I welcome the conversation. Join in!
For a related article, read “Not Your Grandmother’s Sunday School.”
2 thoughts on “Should There Be Collective Sunday Schools?”
I agree with many of your comments, for example, the value of spiritual development imparted by parents, multi-generational learning, (true) inclusion of children in worship. But most churches are not seeing to any of this, or they give lip service, but do not have the resources to bring about what we all agree would be ideal. I personally would like nothing better than to replicate the church experience I had as a child, but in today’s world, it’s practically an impossibility.
In the comments I’ve read on blogs about my article, no one has mentioned the major point I wanted to make (and perhaps I didn’t make it strongly enough). I refer to the fact that in most churches, the children’s program is structured to accommodate adult convenience instead of children’s needs. As a result, children are not getting what we all agree would be of benefit.

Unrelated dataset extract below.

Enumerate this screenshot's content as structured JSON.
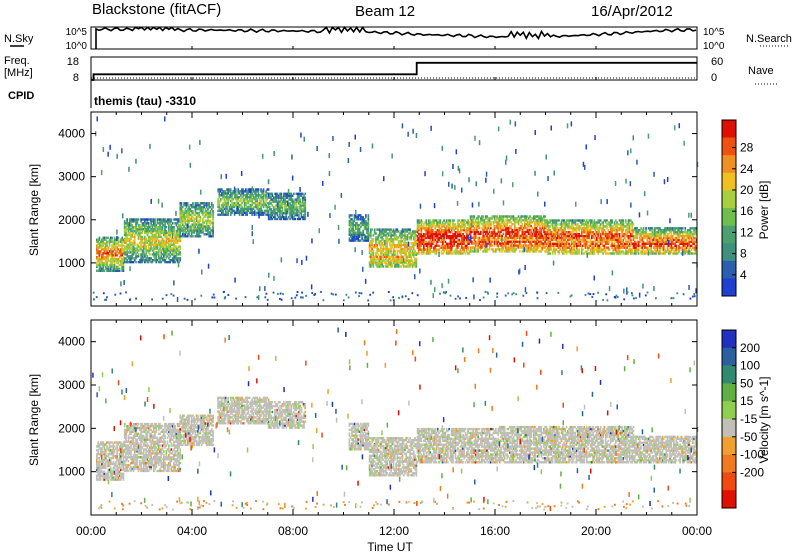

Friends of mine, having sought long and hard for a good Sunday school program for their 5-year-old, shared with me their thought that most of New York City’s programs are “anemic” (their word, not mine). Many teachers are well intentioned, but few are trained to provide an environment that is spiritually enriching. Many do not have good classroom management skills (crucial in today’s world, where parents have trouble setting bounds).
In response to comments about the undesirability of paying teachers, there is no reason to believe that teachers would take on the job merely for the money. Financial compensation in the church world is rarely of a level to attract those interested in money. By skillful interviewing, the Sunday school director could easily make a determination as to the sincerity and qualfications of a candidate. And potential teachers SHOULD be interviewed. Desire to handle a task does not constitute qualification to do so.
I could say more, but will stop for now. Thank you for bringing to my ideas to the attention of so many.